Par deux fois, il sollicita une suspension et finalement ne put achever
son exposé. Certains journaux écriront le lendemain "
Zeller s'est effondré". En fait, c'est un cardiaque qui comparut
devant le Tribunal et que les péripéties d'une carrière
qui s'achevait devant des juges avaient brisé.
-------Sur les faits, il apporta peu d'éclaircissements.
Dès le début de l'instruction, Challe avait déclaré
qu'il ne donnerait pas de noms. On n'insista guère pour lui en
demander.
Il nia tout projet d'attaque contre la Métropole.
- Après coup, j'ai su qu'il y avait eu
une grande émotion (rires dans la salle). L'opération en
concernait que l'Algérie, elle devait, pour réussir, s'effectuer
sans effusion de sang. Là où on aurait résisté,
nous nous serions retirés.
-------La thèse de Challe parut discutable
aux yeux de tous quand il affirma que quelques semaines auraient suffi
pour gagner la partie en Algérie. L'interrogatoire révèla
en outre une autre faiblesse de l'opération. A travers les réponses
contraintes de Challe on discerna sans peine que les généraux
d'Alger n'étaient pas d'accord entre eux. Salan et Jouhaud étaient
partisans de créer un mouvement politico-militaire. Challe et Zeller
voulaient limiter leur entreprise à l'armée. Opposition
de tactique fondamentale qui laissait prévoir l'échec final.

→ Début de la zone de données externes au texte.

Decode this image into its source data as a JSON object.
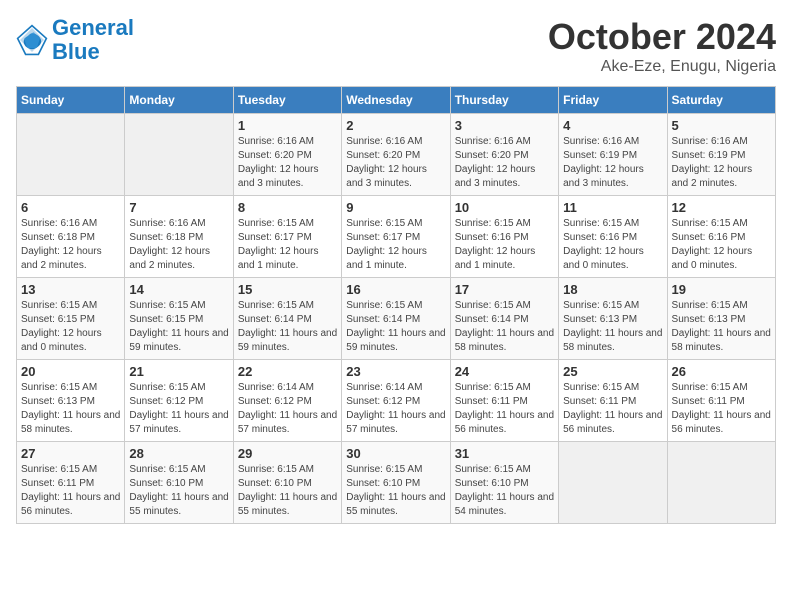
{
  "logo": {
    "line1": "General",
    "line2": "Blue"
  },
  "title": "October 2024",
  "location": "Ake-Eze, Enugu, Nigeria",
  "weekdays": [
    "Sunday",
    "Monday",
    "Tuesday",
    "Wednesday",
    "Thursday",
    "Friday",
    "Saturday"
  ],
  "weeks": [
    [
      {
        "day": "",
        "info": ""
      },
      {
        "day": "",
        "info": ""
      },
      {
        "day": "1",
        "info": "Sunrise: 6:16 AM\nSunset: 6:20 PM\nDaylight: 12 hours and 3 minutes."
      },
      {
        "day": "2",
        "info": "Sunrise: 6:16 AM\nSunset: 6:20 PM\nDaylight: 12 hours and 3 minutes."
      },
      {
        "day": "3",
        "info": "Sunrise: 6:16 AM\nSunset: 6:20 PM\nDaylight: 12 hours and 3 minutes."
      },
      {
        "day": "4",
        "info": "Sunrise: 6:16 AM\nSunset: 6:19 PM\nDaylight: 12 hours and 3 minutes."
      },
      {
        "day": "5",
        "info": "Sunrise: 6:16 AM\nSunset: 6:19 PM\nDaylight: 12 hours and 2 minutes."
      }
    ],
    [
      {
        "day": "6",
        "info": "Sunrise: 6:16 AM\nSunset: 6:18 PM\nDaylight: 12 hours and 2 minutes."
      },
      {
        "day": "7",
        "info": "Sunrise: 6:16 AM\nSunset: 6:18 PM\nDaylight: 12 hours and 2 minutes."
      },
      {
        "day": "8",
        "info": "Sunrise: 6:15 AM\nSunset: 6:17 PM\nDaylight: 12 hours and 1 minute."
      },
      {
        "day": "9",
        "info": "Sunrise: 6:15 AM\nSunset: 6:17 PM\nDaylight: 12 hours and 1 minute."
      },
      {
        "day": "10",
        "info": "Sunrise: 6:15 AM\nSunset: 6:16 PM\nDaylight: 12 hours and 1 minute."
      },
      {
        "day": "11",
        "info": "Sunrise: 6:15 AM\nSunset: 6:16 PM\nDaylight: 12 hours and 0 minutes."
      },
      {
        "day": "12",
        "info": "Sunrise: 6:15 AM\nSunset: 6:16 PM\nDaylight: 12 hours and 0 minutes."
      }
    ],
    [
      {
        "day": "13",
        "info": "Sunrise: 6:15 AM\nSunset: 6:15 PM\nDaylight: 12 hours and 0 minutes."
      },
      {
        "day": "14",
        "info": "Sunrise: 6:15 AM\nSunset: 6:15 PM\nDaylight: 11 hours and 59 minutes."
      },
      {
        "day": "15",
        "info": "Sunrise: 6:15 AM\nSunset: 6:14 PM\nDaylight: 11 hours and 59 minutes."
      },
      {
        "day": "16",
        "info": "Sunrise: 6:15 AM\nSunset: 6:14 PM\nDaylight: 11 hours and 59 minutes."
      },
      {
        "day": "17",
        "info": "Sunrise: 6:15 AM\nSunset: 6:14 PM\nDaylight: 11 hours and 58 minutes."
      },
      {
        "day": "18",
        "info": "Sunrise: 6:15 AM\nSunset: 6:13 PM\nDaylight: 11 hours and 58 minutes."
      },
      {
        "day": "19",
        "info": "Sunrise: 6:15 AM\nSunset: 6:13 PM\nDaylight: 11 hours and 58 minutes."
      }
    ],
    [
      {
        "day": "20",
        "info": "Sunrise: 6:15 AM\nSunset: 6:13 PM\nDaylight: 11 hours and 58 minutes."
      },
      {
        "day": "21",
        "info": "Sunrise: 6:15 AM\nSunset: 6:12 PM\nDaylight: 11 hours and 57 minutes."
      },
      {
        "day": "22",
        "info": "Sunrise: 6:14 AM\nSunset: 6:12 PM\nDaylight: 11 hours and 57 minutes."
      },
      {
        "day": "23",
        "info": "Sunrise: 6:14 AM\nSunset: 6:12 PM\nDaylight: 11 hours and 57 minutes."
      },
      {
        "day": "24",
        "info": "Sunrise: 6:15 AM\nSunset: 6:11 PM\nDaylight: 11 hours and 56 minutes."
      },
      {
        "day": "25",
        "info": "Sunrise: 6:15 AM\nSunset: 6:11 PM\nDaylight: 11 hours and 56 minutes."
      },
      {
        "day": "26",
        "info": "Sunrise: 6:15 AM\nSunset: 6:11 PM\nDaylight: 11 hours and 56 minutes."
      }
    ],
    [
      {
        "day": "27",
        "info": "Sunrise: 6:15 AM\nSunset: 6:11 PM\nDaylight: 11 hours and 56 minutes."
      },
      {
        "day": "28",
        "info": "Sunrise: 6:15 AM\nSunset: 6:10 PM\nDaylight: 11 hours and 55 minutes."
      },
      {
        "day": "29",
        "info": "Sunrise: 6:15 AM\nSunset: 6:10 PM\nDaylight: 11 hours and 55 minutes."
      },
      {
        "day": "30",
        "info": "Sunrise: 6:15 AM\nSunset: 6:10 PM\nDaylight: 11 hours and 55 minutes."
      },
      {
        "day": "31",
        "info": "Sunrise: 6:15 AM\nSunset: 6:10 PM\nDaylight: 11 hours and 54 minutes."
      },
      {
        "day": "",
        "info": ""
      },
      {
        "day": "",
        "info": ""
      }
    ]
  ]
}
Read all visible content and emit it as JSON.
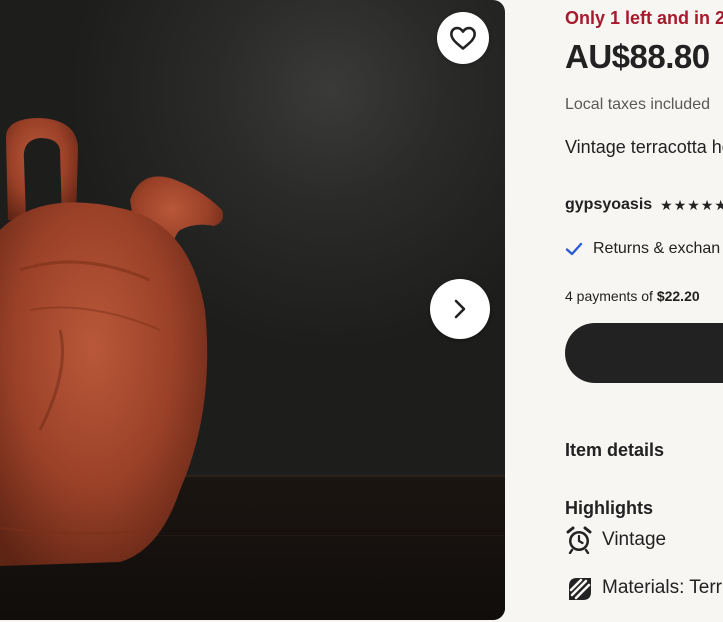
{
  "gallery": {
    "favorite_icon": "heart-icon",
    "next_icon": "chevron-right-icon"
  },
  "listing": {
    "stock_notice": "Only 1 left and in 2",
    "price": "AU$88.80",
    "taxes_note": "Local taxes included",
    "title": "Vintage terracotta home decor",
    "shop_name": "gypsyoasis",
    "stars": "★★★★★",
    "returns": "Returns & exchan",
    "payments_prefix": "4 payments of ",
    "payments_amount": "$22.20"
  },
  "details": {
    "item_details_label": "Item details",
    "highlights_label": "Highlights",
    "highlights": [
      {
        "icon": "alarm-clock-icon",
        "text": "Vintage"
      },
      {
        "icon": "materials-icon",
        "text": "Materials: Terr"
      }
    ]
  },
  "colors": {
    "stock_red": "#a61a2e",
    "check_blue": "#2b5cd6",
    "button_dark": "#222222",
    "page_bg": "#f8f6f3"
  }
}
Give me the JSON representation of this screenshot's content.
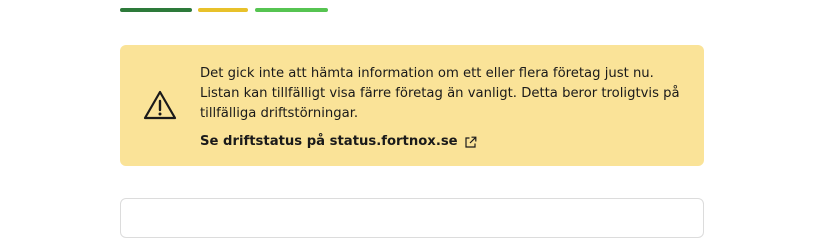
{
  "stripes": {
    "colors": [
      "#2d7a3a",
      "#e8c12a",
      "#56c451"
    ]
  },
  "alert": {
    "background": "#fae398",
    "icon": "warning-triangle-icon",
    "message": "Det gick inte att hämta information om ett eller flera företag just nu. Listan kan tillfälligt visa färre företag än vanligt. Detta beror troligtvis på tillfälliga driftstörningar.",
    "link_label": "Se driftstatus på status.fortnox.se",
    "link_icon": "external-link-icon"
  }
}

-------Il est de tradition que le président,
à la fin de son interrogatoire, demande aux accusés s'ils
n'expriment pas quelque regret de leurs actes. Les réponses des
deux accusés se situèrent à mi-chemin du regret et
de l'intransigeance.
-------Challe
- J'ai peut-être eu tort de faire ce que
j'ai fait, mais j'ai agi pour mon pays.
-------Zeller
- Ce que nous avons fait est grave et contraire
à nos traditions. Si notre geste a pu servir à montrer notre
profond amour du pays et de l'Algérie, il n'aura pas été
vain.
-------Sur ces déclarations, qui restent
dignes, pèse la conscience de l'échec.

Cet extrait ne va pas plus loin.